Nostalgie 2175, l’une des six Musiques-Fictions présentées par l’Ircam dans le cadre de Manifeste 2022, associe l’autrice Anja Hilling, la compositrice Nuria Giménez-Comas et la metteuse en scène Anne Monfort. L’œuvre est donnée en création francilienne sous le dôme ambisonique installé pour l’occasion au T2G de Gennevilliers.
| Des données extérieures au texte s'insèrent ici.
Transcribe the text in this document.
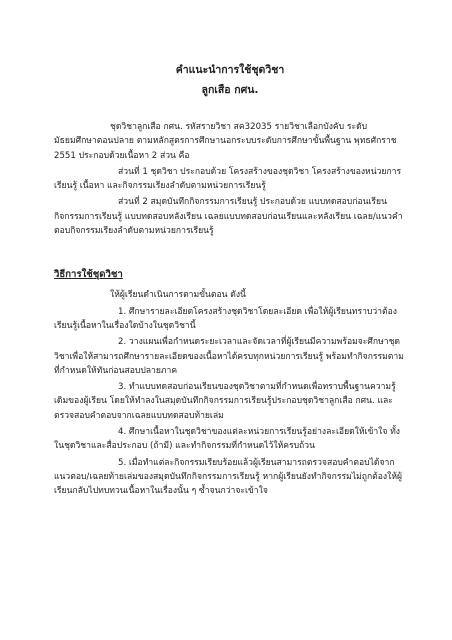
คำแนะนำการใช้ชุดวิชา
ลูกเสือ กศน.

ชุดวิชาลูกเสือ กศน. รหัสรายวิชา สค32035 รายวิชาเลือกบังคับ ระดับมัธยมศึกษาตอนปลาย ตามหลักสูตรการศึกษานอกระบบระดับการศึกษาขั้นพื้นฐาน พุทธศักราช 2551 ประกอบด้วยเนื้อหา 2 ส่วน คือ

ส่วนที่ 1 ชุดวิชา ประกอบด้วย โครงสร้างของชุดวิชา โครงสร้างของหน่วยการเรียนรู้ เนื้อหา และกิจกรรมเรียงลำดับตามหน่วยการเรียนรู้

ส่วนที่ 2 สมุดบันทึกกิจกรรมการเรียนรู้ ประกอบด้วย แบบทดสอบก่อนเรียน กิจกรรมการเรียนรู้ แบบทดสอบหลังเรียน เฉลยแบบทดสอบก่อนเรียนและหลังเรียน เฉลย/แนวคำตอบกิจกรรมเรียงลำดับตามหน่วยการเรียนรู้

วิธีการใช้ชุดวิชา

ให้ผู้เรียนดำเนินการตามขั้นตอน ดังนี้

1. ศึกษารายละเอียดโครงสร้างชุดวิชาโดยละเอียด เพื่อให้ผู้เรียนทราบว่าต้องเรียนรู้เนื้อหาในเรื่องใดบ้างในชุดวิชานี้

2. วางแผนเพื่อกำหนดระยะเวลาและจัดเวลาที่ผู้เรียนมีความพร้อมจะศึกษาชุดวิชาเพื่อให้สามารถศึกษารายละเอียดของเนื้อหาได้ครบทุกหน่วยการเรียนรู้ พร้อมทำกิจกรรมตามที่กำหนดให้ทันก่อนสอบปลายภาค

3. ทำแบบทดสอบก่อนเรียนของชุดวิชาตามที่กำหนดเพื่อทราบพื้นฐานความรู้เดิมของผู้เรียน โดยให้ทำลงในสมุดบันทึกกิจกรรมการเรียนรู้ประกอบชุดวิชาลูกเสือ กศน. และตรวจสอบคำตอบจากเฉลยแบบทดสอบท้ายเล่ม

4. ศึกษาเนื้อหาในชุดวิชาของแต่ละหน่วยการเรียนรู้อย่างละเอียดให้เข้าใจ ทั้งในชุดวิชาและสื่อประกอบ (ถ้ามี) และทำกิจกรรมที่กำหนดไว้ให้ครบถ้วน

5. เมื่อทำแต่ละกิจกรรมเรียบร้อยแล้วผู้เรียนสามารถตรวจสอบคำตอบได้จากแนวตอบ/เฉลยท้ายเล่มของสมุดบันทึกกิจกรรมการเรียนรู้ หากผู้เรียนยังทำกิจกรรมไม่ถูกต้องให้ผู้เรียนกลับไปทบทวนเนื้อหาในเรื่องนั้น ๆ ซ้ำจนกว่าจะเข้าใจ
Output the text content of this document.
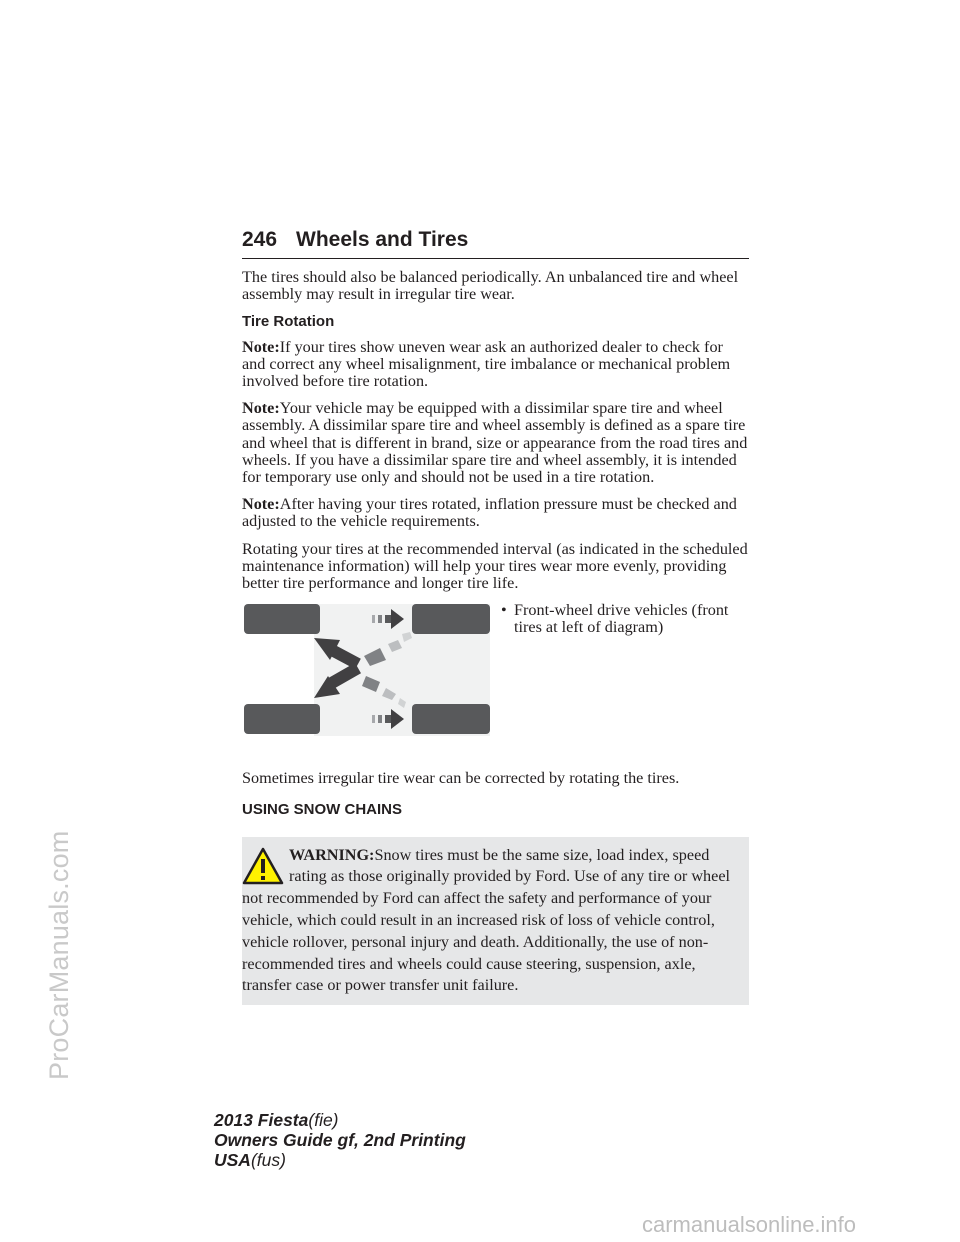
ProCarManuals.com
carmanualsonline.info
246 Wheels and Tires

The tires should also be balanced periodically. An unbalanced tire and wheel assembly may result in irregular tire wear.

Tire Rotation

Note:If your tires show uneven wear ask an authorized dealer to check for and correct any wheel misalignment, tire imbalance or mechanical problem involved before tire rotation.

Note:Your vehicle may be equipped with a dissimilar spare tire and wheel assembly. A dissimilar spare tire and wheel assembly is defined as a spare tire and wheel that is different in brand, size or appearance from the road tires and wheels. If you have a dissimilar spare tire and wheel assembly, it is intended for temporary use only and should not be used in a tire rotation.

Note:After having your tires rotated, inflation pressure must be checked and adjusted to the vehicle requirements.

Rotating your tires at the recommended interval (as indicated in the scheduled maintenance information) will help your tires wear more evenly, providing better tire performance and longer tire life.

• Front-wheel drive vehicles (front tires at left of diagram)

Sometimes irregular tire wear can be corrected by rotating the tires.

USING SNOW CHAINS
WARNING:Snow tires must be the same size, load index, speed rating as those originally provided by Ford. Use of any tire or wheel not recommended by Ford can affect the safety and performance of your vehicle, which could result in an increased risk of loss of vehicle control, vehicle rollover, personal injury and death. Additionally, the use of non-recommended tires and wheels could cause steering, suspension, axle, transfer case or power transfer unit failure.
2013 Fiesta(fie)
Owners Guide gf, 2nd Printing
USA(fus)
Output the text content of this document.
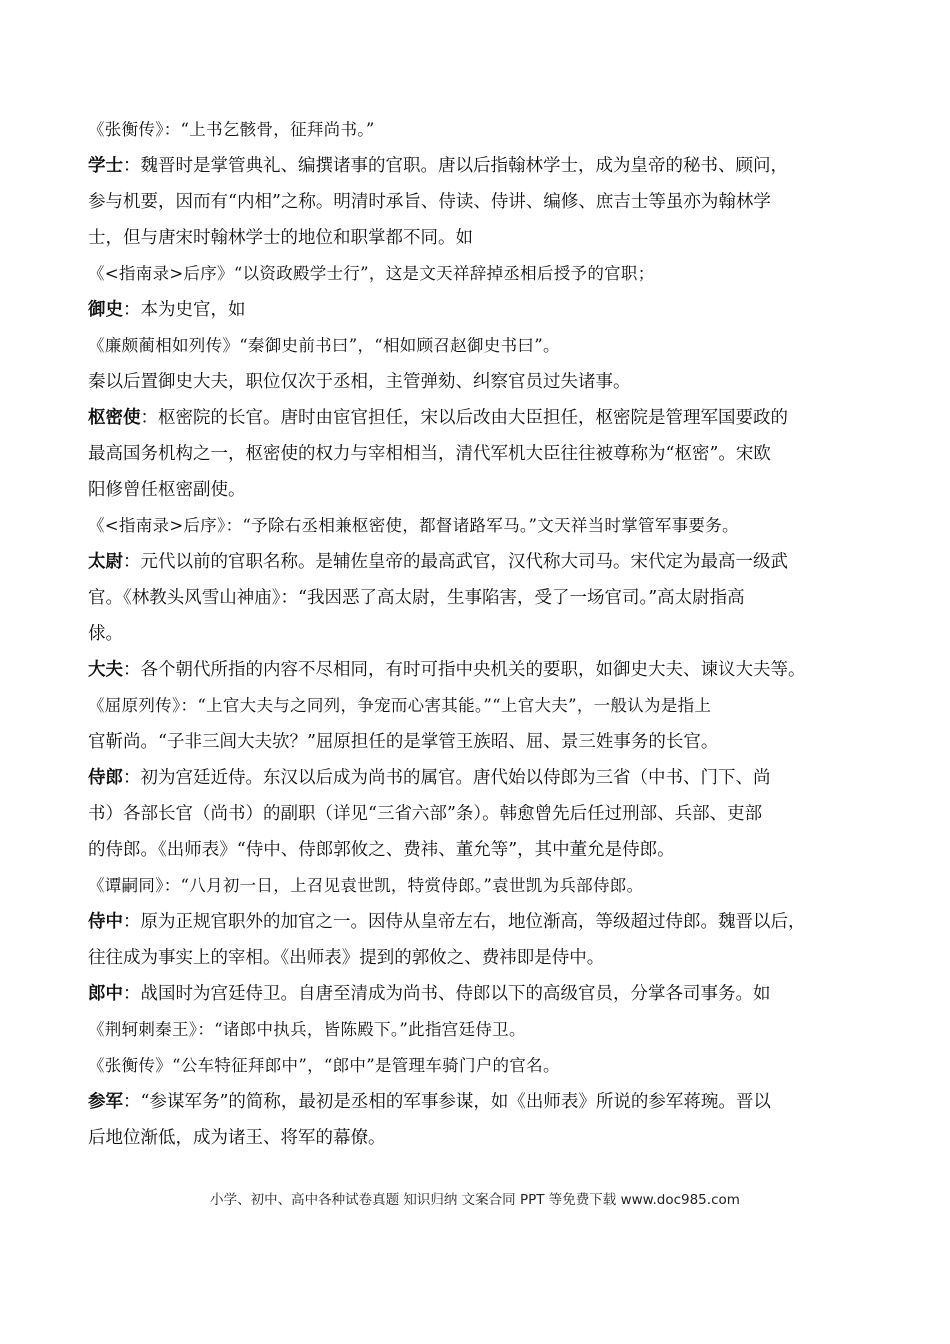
《张衡传》：“上书乞骸骨，征拜尚书。”
学士：魏晋时是掌管典礼、编撰诸事的官职。唐以后指翰林学士，成为皇帝的秘书、顾问，
参与机要，因而有“内相”之称。明清时承旨、侍读、侍讲、编修、庶吉士等虽亦为翰林学
士，但与唐宋时翰林学士的地位和职掌都不同。如
《<指南录>后序》“以资政殿学士行”，这是文天祥辞掉丞相后授予的官职；
御史：本为史官，如
《廉颇蔺相如列传》“秦御史前书曰”，“相如顾召赵御史书曰”。
秦以后置御史大夫，职位仅次于丞相，主管弹劾、纠察官员过失诸事。
枢密使：枢密院的长官。唐时由宦官担任，宋以后改由大臣担任，枢密院是管理军国要政的
最高国务机构之一，枢密使的权力与宰相相当，清代军机大臣往往被尊称为“枢密”。宋欧
阳修曾任枢密副使。
《<指南录>后序》：“予除右丞相兼枢密使，都督诸路军马。”文天祥当时掌管军事要务。
太尉：元代以前的官职名称。是辅佐皇帝的最高武官，汉代称大司马。宋代定为最高一级武
官。《林教头风雪山神庙》：“我因恶了高太尉，生事陷害，受了一场官司。”高太尉指高
俅。
大夫：各个朝代所指的内容不尽相同，有时可指中央机关的要职，如御史大夫、谏议大夫等。
《屈原列传》：“上官大夫与之同列，争宠而心害其能。”“上官大夫”，一般认为是指上
官靳尚。“子非三闾大夫欤？”屈原担任的是掌管王族昭、屈、景三姓事务的长官。
侍郎：初为宫廷近侍。东汉以后成为尚书的属官。唐代始以侍郎为三省（中书、门下、尚
书）各部长官（尚书）的副职（详见“三省六部”条）。韩愈曾先后任过刑部、兵部、吏部
的侍郎。《出师表》“侍中、侍郎郭攸之、费祎、董允等”，其中董允是侍郎。
《谭嗣同》：“八月初一日，上召见袁世凯，特赏侍郎。”袁世凯为兵部侍郎。
侍中：原为正规官职外的加官之一。因侍从皇帝左右，地位渐高，等级超过侍郎。魏晋以后，
往往成为事实上的宰相。《出师表》提到的郭攸之、费祎即是侍中。
郎中：战国时为宫廷侍卫。自唐至清成为尚书、侍郎以下的高级官员，分掌各司事务。如
《荆轲刺秦王》：“诸郎中执兵，皆陈殿下。”此指宫廷侍卫。
《张衡传》“公车特征拜郎中”，“郎中”是管理车骑门户的官名。
参军：“参谋军务”的简称，最初是丞相的军事参谋，如《出师表》所说的参军蒋琬。晋以
后地位渐低，成为诸王、将军的幕僚。
小学、初中、高中各种试卷真题 知识归纳 文案合同 PPT 等免费下载 www.doc985.com
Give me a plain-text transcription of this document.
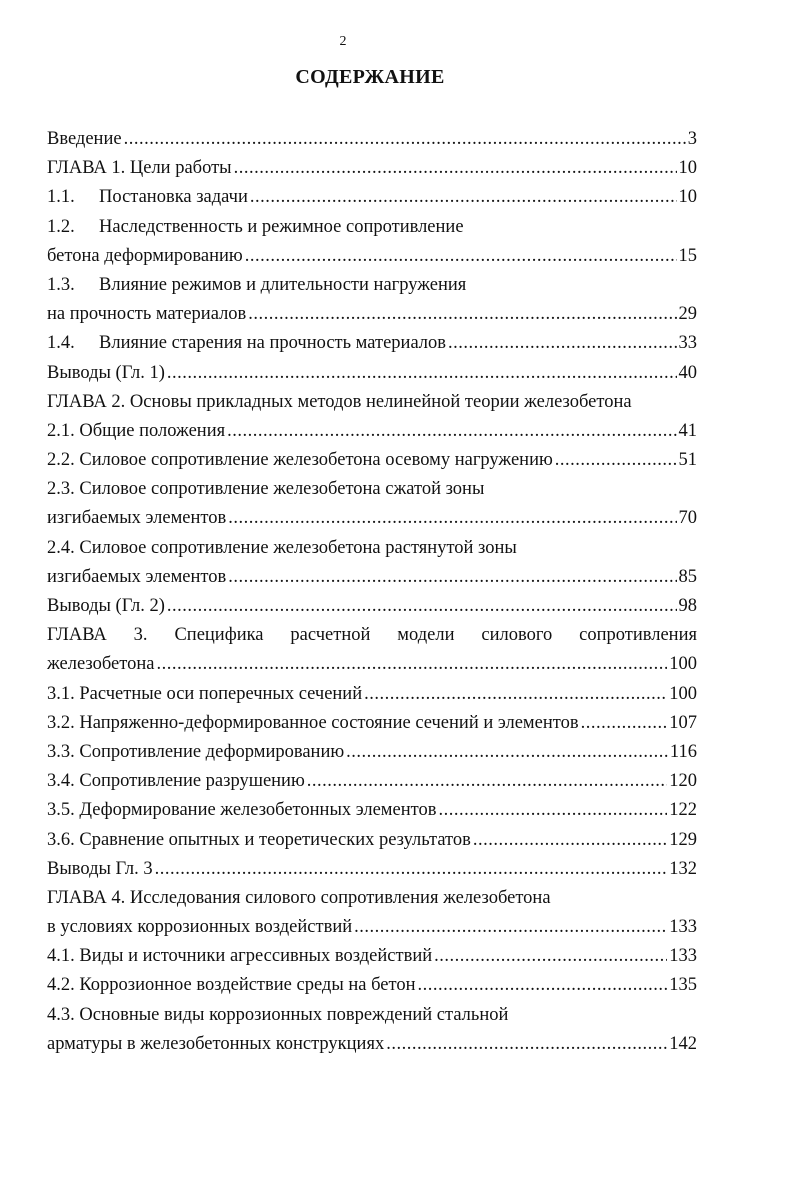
2
СОДЕРЖАНИЕ
Введение .....	3
ГЛАВА 1. Цели работы .....	10
1.1. Постановка задачи .....	10
1.2. Наследственность и режимное сопротивление
бетона деформированию .....	15
1.3. Влияние режимов и длительности нагружения
на прочность материалов .....	29
1.4. Влияние старения на прочность материалов .....	33
Выводы (Гл. 1) .....	40
ГЛАВА 2. Основы прикладных методов нелинейной теории железобетона
2.1. Общие положения .....	41
2.2. Силовое сопротивление железобетона осевому нагружению .....	51
2.3. Силовое сопротивление железобетона сжатой зоны
изгибаемых элементов .....	70
2.4. Силовое сопротивление железобетона растянутой зоны
изгибаемых элементов .....	85
Выводы (Гл. 2) .....	98
ГЛАВА 3. Специфика расчетной модели силового сопротивления
железобетона .....	100
3.1. Расчетные оси поперечных сечений .....	100
3.2. Напряженно-деформированное состояние сечений и элементов .....	107
3.3. Сопротивление деформированию .....	116
3.4. Сопротивление разрушению .....	120
3.5. Деформирование железобетонных элементов .....	122
3.6. Сравнение опытных и теоретических результатов .....	129
Выводы Гл. 3 .....	132
ГЛАВА 4. Исследования силового сопротивления железобетона
в условиях коррозионных воздействий .....	133
4.1. Виды и источники агрессивных воздействий .....	133
4.2. Коррозионное воздействие среды на бетон .....	135
4.3. Основные виды коррозионных повреждений стальной
арматуры в железобетонных конструкциях .....	142
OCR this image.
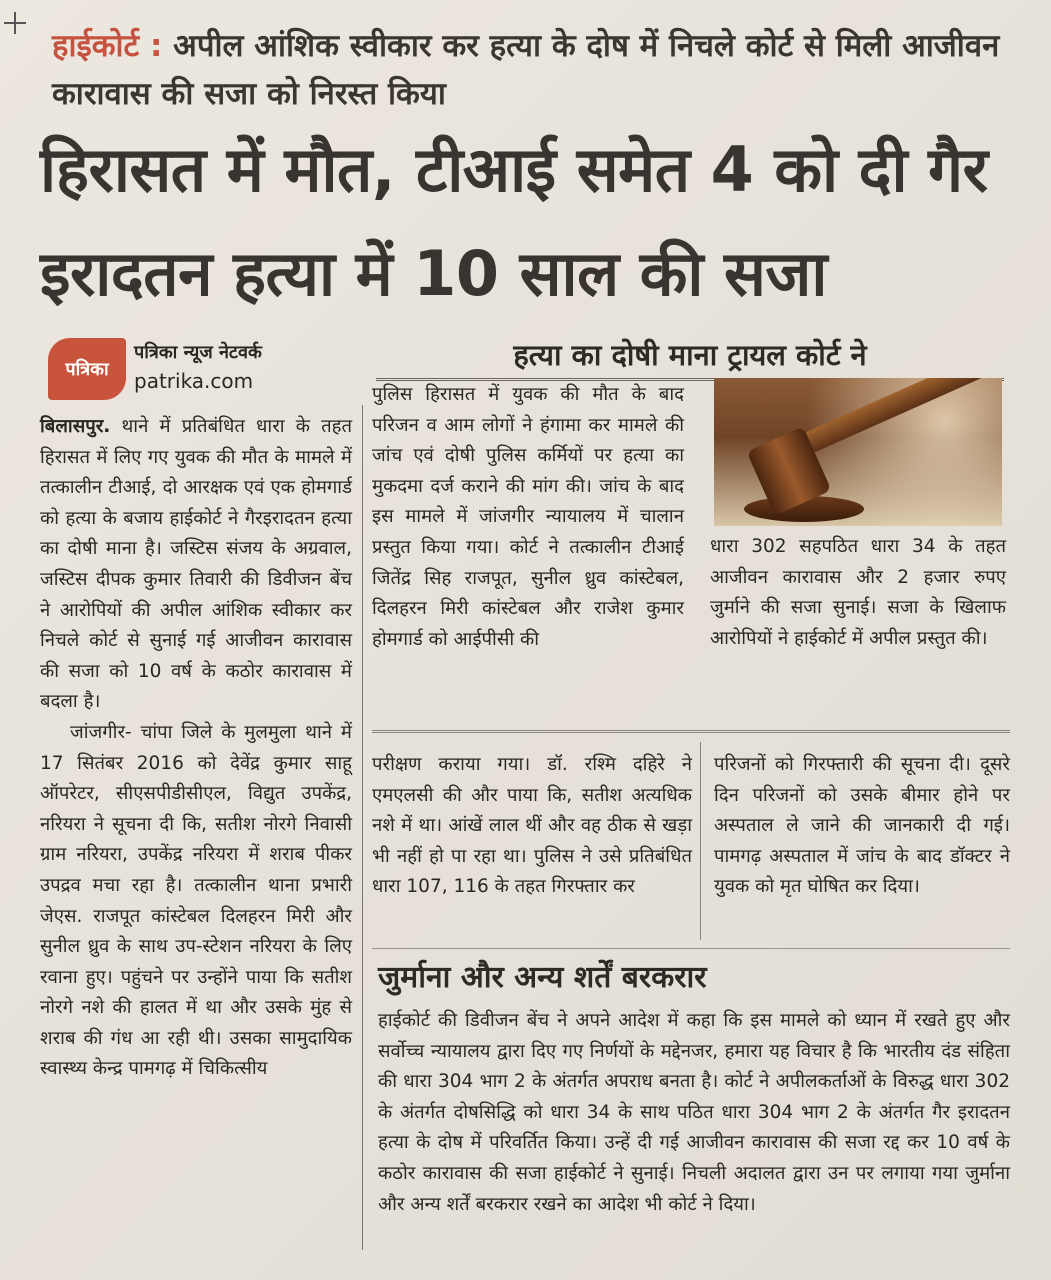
हाईकोर्ट : अपील आंशिक स्वीकार कर हत्या के दोष में निचले कोर्ट से मिली आजीवन कारावास की सजा को निरस्त किया
हिरासत में मौत, टीआई समेत 4 को दी गैर इरादतन हत्या में 10 साल की सजा
पत्रिका
पत्रिका न्यूज नेटवर्क
patrika.com
हत्या का दोषी माना ट्रायल कोर्ट ने

बिलासपुर. थाने में प्रतिबंधित धारा के तहत हिरासत में लिए गए युवक की मौत के मामले में तत्कालीन टीआई, दो आरक्षक एवं एक होमगार्ड को हत्या के बजाय हाईकोर्ट ने गैरइरादतन हत्या का दोषी माना है। जस्टिस संजय के अग्रवाल, जस्टिस दीपक कुमार तिवारी की डिवीजन बेंच ने आरोपियों की अपील आंशिक स्वीकार कर निचले कोर्ट से सुनाई गई आजीवन कारावास की सजा को 10 वर्ष के कठोर कारावास में बदला है।

जांजगीर- चांपा जिले के मुलमुला थाने में 17 सितंबर 2016 को देवेंद्र कुमार साहू ऑपरेटर, सीएसपीडीसीएल, विद्युत उपकेंद्र, नरियरा ने सूचना दी कि, सतीश नोरगे निवासी ग्राम नरियरा, उपकेंद्र नरियरा में शराब पीकर उपद्रव मचा रहा है। तत्कालीन थाना प्रभारी जेएस. राजपूत कांस्टेबल दिलहरन मिरी और सुनील ध्रुव के साथ उप-स्टेशन नरियरा के लिए रवाना हुए। पहुंचने पर उन्होंने पाया कि सतीश नोरगे नशे की हालत में था और उसके मुंह से शराब की गंध आ रही थी। उसका सामुदायिक स्वास्थ्य केन्द्र पामगढ़ में चिकित्सीय

पुलिस हिरासत में युवक की मौत के बाद परिजन व आम लोगों ने हंगामा कर मामले की जांच एवं दोषी पुलिस कर्मियों पर हत्या का मुकदमा दर्ज कराने की मांग की। जांच के बाद इस मामले में जांजगीर न्यायालय में चालान प्रस्तुत किया गया। कोर्ट ने तत्कालीन टीआई जितेंद्र सिह राजपूत, सुनील ध्रुव कांस्टेबल, दिलहरन मिरी कांस्टेबल और राजेश कुमार होमगार्ड को आईपीसी की

धारा 302 सहपठित धारा 34 के तहत आजीवन कारावास और 2 हजार रुपए जुर्माने की सजा सुनाई। सजा के खिलाफ आरोपियों ने हाईकोर्ट में अपील प्रस्तुत की।

परीक्षण कराया गया। डॉ. रश्मि दहिरे ने एमएलसी की और पाया कि, सतीश अत्यधिक नशे में था। आंखें लाल थीं और वह ठीक से खड़ा भी नहीं हो पा रहा था। पुलिस ने उसे प्रतिबंधित धारा 107, 116 के तहत गिरफ्तार कर

परिजनों को गिरफ्तारी की सूचना दी। दूसरे दिन परिजनों को उसके बीमार होने पर अस्पताल ले जाने की जानकारी दी गई। पामगढ़ अस्पताल में जांच के बाद डॉक्टर ने युवक को मृत घोषित कर दिया।

जुर्माना और अन्य शर्तें बरकरार

हाईकोर्ट की डिवीजन बेंच ने अपने आदेश में कहा कि इस मामले को ध्यान में रखते हुए और सर्वोच्च न्यायालय द्वारा दिए गए निर्णयों के मद्देनजर, हमारा यह विचार है कि भारतीय दंड संहिता की धारा 304 भाग 2 के अंतर्गत अपराध बनता है। कोर्ट ने अपीलकर्ताओं के विरुद्ध धारा 302 के अंतर्गत दोषसिद्धि को धारा 34 के साथ पठित धारा 304 भाग 2 के अंतर्गत गैर इरादतन हत्या के दोष में परिवर्तित किया। उन्हें दी गई आजीवन कारावास की सजा रद्द कर 10 वर्ष के कठोर कारावास की सजा हाईकोर्ट ने सुनाई। निचली अदालत द्वारा उन पर लगाया गया जुर्माना और अन्य शर्तें बरकरार रखने का आदेश भी कोर्ट ने दिया।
C’est Anne Monfort qui oriente Nuria Giménez-Comas vers Nostalgie 2175 de l’écrivaine allemande Anja Hilling, l’une des voix majeures du théâtre européen. Écrite en 2008, la pièce est traduite en français par Jean-Claude Berutti et Silvia Berutti-Ronelt. Pour cette réalisation audio (qui a précédé la version plateau tournant aujourd’hui sur les scène de théâtre), Anne Monfort adapte le texte et le resserre sur la durée d’une heure environ, livrant un récit aussi terrifiant qu’envoûtant porté par la musique de la compositrice catalane.
L’histoire se passe au XXIIᵉ siècle. À la suite d’un désastre survenu en 2101, la température sur terre a atteint 60 degrés, obligeant les humains à porter des tenues de protection. Les femmes ne peuvent plus mettre des enfants au monde sans perdre la vie. Dans le bar Nostalgie où elle travaille, Pagona a rencontré Taschko, peintre « dermaplast » dont elle est tombée amoureuse. Mais la peau totalement brûlée du jeune garçon, suite à une agression sexuelle où il est laissé sans connaissance durant deux heures au soleil, ne peut plus être touchée : « pas de contact, pas de main, pas de peau ; tout le reste à profusion », confie Pagona dans sa quête éperdue de sublimation du désir amoureux. « Dans les limites de l’affection, j’étais folle de bonheur », nous dit encore Pagona. C’est avec cette douleur reliée pour toujours à son amour qu’elle se donne à Posch, le patron de Taschko, dans une chambre de l’hôtel Nostalgie. Malgré les risques qu’elle encourt, elle décide de garder l’enfant qu’elle a conçu avec lui, l’enfant à qui elle parle durant le récit. La voix, superbe, est celle de Judith Henry, avançant dans le récit avec cette distance toujours observée par rapport à ce qui est dit et cette neutralité de ton qui contribue à entretenir l’atmosphère d’étrangeté de cette histoire. Thomas Blanchard (Taschko) et Jean-Baptiste Verquin (Posch) ne déméritent pas, entre récits et dialogues avec l’héroïne dont la prise de son différencie les espaces et modifient les dynamiques.
Virtuose de l’œuvre mixte liant l’écriture instrumentale et l’électronique, la compositrice Nuria Giménez-Comas entretient un lien familier avec les logiciels de l’Ircam et l’espace sonore qu’elle aime modeler à son désir. Riche et ciselée, la partie électronique de Nostalgie 2175 associe la source instrumentale enregistrée, celle des flûte et clarinette de L’Instant Donné (Mayu Sato-Bremaud et Mathieu Steffanus) et les sons de synthèse. La compositrice mène un travail très fin d’intégration de la musique, laissant parfois la voix nue, surtout lorsqu’elle réamorce le récit après les longs silences qui articulent les différentes scènes. Elle peut être discrète, ligne très épurée traversant l’espace ou légère vibration voire bourdonnement à peine perceptible pour suggérer une profondeur. Elle va se colorer, densifier ses textures, laisser sa trace sur les mots ; évoquer des images quand le texte le suggère, sans jamais forcer le trait (grésillement des insectes, bruit de réacteur d’un avion), de manière plus abstraite d’ailleurs que purement illustrative : figures éruptives pour débuter le récit ou souligner la tension du dialogue, amorce énergétique pour lancer une nouvelle scène. Elle prend le dessus parfois, brouillant volontairement la voix du narrateur, telle cette séquence multiphonique où l’humour affleure, exprimant la confusion et le cauchemar de Taschko au milieu des centaines de cassettes VHS où s’énumèrent les titres de films bien connus. La compositrice parle de dramaturgie sonore qui s’ajoute à une dramaturgie de l’espace, musique visuelle et image auditive s’immisçant dans les propos du texte pour en étreindre la violence et l’intensité autant que la poésie.
C’est là tout le paradoxe de cette histoire sur fond de peinture, de désir et de nostalgie qui balance entre réalité et monde fantastique et projette sa vision à la fois sombre et poétique de l’avenir de l’humanité.